The footprint is allegedly in the river, where a dive team tried to fish it out Saturday afternoon, according to the Grand County Sheriff's Office. There was no word Saturday night whether the footprint was found.

Investigators have also identified a suspect in the removal of the print, though the suspect's name has not been released.

The Utah Department of Public Safety dive team is helping teams from Grand County search the river at the Dewey Bridge, on State Road 128, where the print is believed to have been dumped, according to a Grand County Sheriff's news release.

The footprint was one of about 20 in the Hell's Revenge jeeping area near the Sand Flats Recreation Area, just east of Moab.
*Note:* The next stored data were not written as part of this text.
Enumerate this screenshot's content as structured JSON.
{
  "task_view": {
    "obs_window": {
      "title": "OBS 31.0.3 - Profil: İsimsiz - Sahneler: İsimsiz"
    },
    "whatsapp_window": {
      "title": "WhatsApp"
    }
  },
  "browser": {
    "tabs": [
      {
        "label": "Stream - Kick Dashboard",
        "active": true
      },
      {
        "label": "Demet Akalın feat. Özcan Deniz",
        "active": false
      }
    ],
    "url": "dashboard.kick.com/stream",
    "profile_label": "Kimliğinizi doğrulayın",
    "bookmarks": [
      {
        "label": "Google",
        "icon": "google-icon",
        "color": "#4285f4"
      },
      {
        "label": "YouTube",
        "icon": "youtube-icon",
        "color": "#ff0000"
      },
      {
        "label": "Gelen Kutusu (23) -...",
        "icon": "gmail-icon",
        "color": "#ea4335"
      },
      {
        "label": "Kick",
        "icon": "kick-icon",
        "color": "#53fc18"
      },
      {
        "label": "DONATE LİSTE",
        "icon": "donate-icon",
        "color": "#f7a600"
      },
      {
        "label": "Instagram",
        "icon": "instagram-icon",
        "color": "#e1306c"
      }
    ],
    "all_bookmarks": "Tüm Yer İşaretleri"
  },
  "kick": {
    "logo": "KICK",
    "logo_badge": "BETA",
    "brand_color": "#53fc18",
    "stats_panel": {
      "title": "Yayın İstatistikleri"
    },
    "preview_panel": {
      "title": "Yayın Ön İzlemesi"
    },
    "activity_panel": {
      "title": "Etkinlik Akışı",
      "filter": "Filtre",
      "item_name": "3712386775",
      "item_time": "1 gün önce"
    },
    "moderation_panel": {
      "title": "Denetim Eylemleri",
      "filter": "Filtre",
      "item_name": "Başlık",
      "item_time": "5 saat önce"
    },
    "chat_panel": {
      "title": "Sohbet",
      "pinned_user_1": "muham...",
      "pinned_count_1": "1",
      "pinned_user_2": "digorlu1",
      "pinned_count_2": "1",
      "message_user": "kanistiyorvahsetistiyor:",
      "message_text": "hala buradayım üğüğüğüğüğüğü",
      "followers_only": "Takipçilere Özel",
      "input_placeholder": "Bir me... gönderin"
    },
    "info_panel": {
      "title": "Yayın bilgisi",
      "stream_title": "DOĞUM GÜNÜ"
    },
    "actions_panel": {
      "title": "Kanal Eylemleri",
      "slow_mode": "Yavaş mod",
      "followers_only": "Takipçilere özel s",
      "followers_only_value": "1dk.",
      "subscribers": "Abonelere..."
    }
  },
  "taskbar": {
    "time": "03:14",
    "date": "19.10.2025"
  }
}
An off-road tour operator took visitors to see the print on Feb. 18, only to find that the rock containing the print was no longer there.

The rock had partly come loose from the ground and appears to have been pried free with pry-bars, said Rebecca Hunt-Foster, Canyon Country paleontologist for theBLM, shortly after the theft.

The BLM had offered a reward for information leading to the identification of whoever was involved in the theft, according to a February news release. Off-road enthusiasts had offered money, too, and the various rewards total at least $9,000.

"It was one of the nicest [tracks]" Hunt-Foster said. The print is about 1 foot by 2 to 3 feet and was left by a three-toed meat eating dinosaur — likely an ancestor of the Utah state dinosaur, the Allosaurus, Hunt-Foster said.

It was created about 190 million years ago, when the Moab area was part of a "shallow oasis," Hunt-Foster said. The rock with the track likely weighs more than 100 pounds and was probably driven away from the site between Feb. 17 and Feb. 18, Hunt-Foster said.

Kent Green, the tour operator who reported the print's disappearance on Feb. 18, had seen it during a tour just one day earlier. Green said that the whole community was in an uproar about the theft.

Hunt-Foster described the print as "priceless" and pleaded with the public to share any information that could lead to its return by calling the BLM office.

Taking dinosaur remains from federal lands, whether in the form of fossils or tracks, is a federal crime under protective laws passed in 2009, Hunt-Foster said. It also is illegal vandalism to use a dinosaur print to make a mold from some other substance; many tracks have been damaged by attempts to pour plaster or silicon over a print and pry out the foot's replica.